Virtual machines have snapshots. The goal of this project
is to checkpoint Docker using DMTCP. (An alternate
checkpointing package that currently works on Docker is
CRIU.)
While Docker is normally compiled as a statically linked
executable under GC, there is also a dynamically linked executable
for Docker using
GNU GCCGO.
(See
The Go Blog for more information.)
In principle, this should make it easy for
DMTCP to checkpoint Docker. However, DMTCP must be extended
to support Linux cgroups and pid namespaces.
There is already a partial implementation of checkpointing
of Docker within the DMTCP team. This will be made available
to a team that tackles this project.
Docker typically runs just a single process.
If time permits, the effort should be extended
to support Docker's
Supervisor package. Alternatively, the team may prefer
a different extension: the use of plugins
to integrate with the Docker daemon on checkpoint and restart.
- 10. Security: Multi-architecture Checkpoint-Restart
-
In defending against malware, it is useful to present
a dynamically shifting "attack surface" against attackers.
One such technique is multi-architecture checkpoint-restart.
An example of such work (as execution migration) is:
Execution Migration in a Heterogeneous-ISA Chip Multiprocessor.

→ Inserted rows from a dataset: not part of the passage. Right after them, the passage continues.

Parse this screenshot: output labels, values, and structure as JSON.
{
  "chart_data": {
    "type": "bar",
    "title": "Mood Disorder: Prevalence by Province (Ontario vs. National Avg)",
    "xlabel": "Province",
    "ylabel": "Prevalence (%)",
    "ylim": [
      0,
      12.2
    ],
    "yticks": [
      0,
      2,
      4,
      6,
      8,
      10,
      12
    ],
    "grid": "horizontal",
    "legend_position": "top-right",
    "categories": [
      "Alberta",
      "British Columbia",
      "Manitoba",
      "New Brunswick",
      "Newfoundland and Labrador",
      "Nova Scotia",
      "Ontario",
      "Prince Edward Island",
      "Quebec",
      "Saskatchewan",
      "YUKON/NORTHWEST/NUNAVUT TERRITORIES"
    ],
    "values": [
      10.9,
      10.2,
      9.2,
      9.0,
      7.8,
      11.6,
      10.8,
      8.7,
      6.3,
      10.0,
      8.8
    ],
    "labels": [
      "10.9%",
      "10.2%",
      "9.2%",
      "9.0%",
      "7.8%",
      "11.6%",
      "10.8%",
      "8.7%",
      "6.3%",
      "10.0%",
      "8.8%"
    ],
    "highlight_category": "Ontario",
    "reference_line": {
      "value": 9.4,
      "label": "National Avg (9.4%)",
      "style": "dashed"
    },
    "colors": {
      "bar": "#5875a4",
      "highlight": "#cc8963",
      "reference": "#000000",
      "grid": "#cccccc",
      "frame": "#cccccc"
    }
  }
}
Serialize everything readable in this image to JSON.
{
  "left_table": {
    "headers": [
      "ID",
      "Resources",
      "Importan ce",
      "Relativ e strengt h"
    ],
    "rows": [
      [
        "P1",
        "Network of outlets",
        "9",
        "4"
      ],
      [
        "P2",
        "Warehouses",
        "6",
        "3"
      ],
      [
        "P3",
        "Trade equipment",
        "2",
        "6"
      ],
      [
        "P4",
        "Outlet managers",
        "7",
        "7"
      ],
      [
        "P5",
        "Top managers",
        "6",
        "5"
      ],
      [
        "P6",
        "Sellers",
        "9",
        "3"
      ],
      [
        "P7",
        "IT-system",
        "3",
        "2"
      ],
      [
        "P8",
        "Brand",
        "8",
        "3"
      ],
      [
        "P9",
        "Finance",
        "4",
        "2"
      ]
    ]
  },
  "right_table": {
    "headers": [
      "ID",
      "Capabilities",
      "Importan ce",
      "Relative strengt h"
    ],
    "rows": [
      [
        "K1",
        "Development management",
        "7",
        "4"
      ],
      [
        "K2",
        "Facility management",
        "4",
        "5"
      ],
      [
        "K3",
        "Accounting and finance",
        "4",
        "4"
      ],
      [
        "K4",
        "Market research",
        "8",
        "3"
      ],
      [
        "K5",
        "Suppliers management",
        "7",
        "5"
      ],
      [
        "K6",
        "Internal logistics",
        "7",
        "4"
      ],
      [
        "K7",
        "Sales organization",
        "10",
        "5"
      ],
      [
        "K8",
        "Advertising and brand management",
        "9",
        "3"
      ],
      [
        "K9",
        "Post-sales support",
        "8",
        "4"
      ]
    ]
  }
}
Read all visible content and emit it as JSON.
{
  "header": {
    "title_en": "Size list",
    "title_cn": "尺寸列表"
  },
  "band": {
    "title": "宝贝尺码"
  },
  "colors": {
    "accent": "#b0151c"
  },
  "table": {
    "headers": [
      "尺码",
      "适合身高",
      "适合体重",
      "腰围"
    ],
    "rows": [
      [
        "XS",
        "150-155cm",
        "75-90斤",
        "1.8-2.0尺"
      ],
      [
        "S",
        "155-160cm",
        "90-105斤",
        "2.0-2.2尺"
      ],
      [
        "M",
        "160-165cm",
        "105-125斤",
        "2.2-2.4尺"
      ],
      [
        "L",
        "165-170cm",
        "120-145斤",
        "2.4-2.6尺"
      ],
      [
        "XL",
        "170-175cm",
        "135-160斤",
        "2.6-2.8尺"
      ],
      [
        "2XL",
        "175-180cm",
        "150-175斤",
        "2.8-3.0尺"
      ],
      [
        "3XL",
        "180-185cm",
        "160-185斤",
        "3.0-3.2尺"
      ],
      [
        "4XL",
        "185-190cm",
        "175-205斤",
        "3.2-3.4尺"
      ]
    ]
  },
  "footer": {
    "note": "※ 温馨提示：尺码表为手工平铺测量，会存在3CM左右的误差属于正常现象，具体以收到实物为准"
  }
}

The goal of this project is to checkpoint under one CPU instruction
set (e.g., Intel), and to restart under a different
CPU instruction set (e.g., ARM).
We will assume that we fully control the target application.
For example, we can compile it under both CPU architectures.
We can also compile it with research compilers such
as LLVM.
LLVM is the foundation for the well-known
clang compiler.
LLVM allows you to easily modify the compiler
to emit additional code, such as "landmarks" in the prolog
and epilog of a function, where it is acceptable to checkpoint.
Thus, one can checkpoint at one of these landmarks,
and replace the text segment with the text segment of the
other CPU architecture, and then restart at the corresponding
landmark in the alternative text segment. With a little luck,
we can persuade LLVM to emit an almost identical data segment under the
two CPU architectures. The remaining task is then to translate
the call frames of the stack from one CPU architecture to
another.
If a team takes on this project, we will provide additional
lectures on how to modify the LLVM compiler.
- 11. Mesos: Fault-tolerant Resource Scheduling
-
Many companies that operate at web scale spread their production
systems across data centers in different geographical locations.
This project will implement a feature in Apache Mesos allowing
slaves in a datacenter to connect to a local Mesos master,
enabling the Mesos masters of different datacenters to handle
automated failover among them.
If a team takes on this project, we will provide additional
lectures on this aspect of Mesos.
- 12. Mesos: Load Balancing
-
Apache Mesos operates in a master-slave hierarchy. If a leading
master fails, one of the standby masters will take over.
However, if a master is failing due to overload or network
congestion, failover to a single standby master is not an
appropriate solution. This project should create multiple
active masters to share the workload.
If a team takes on this project, we will provide additional
lectures on this aspect of Mesos.
I am still considering additional projects. Students are welcome
to propose additional projects in areas of their interest,
or modifications to the current projects.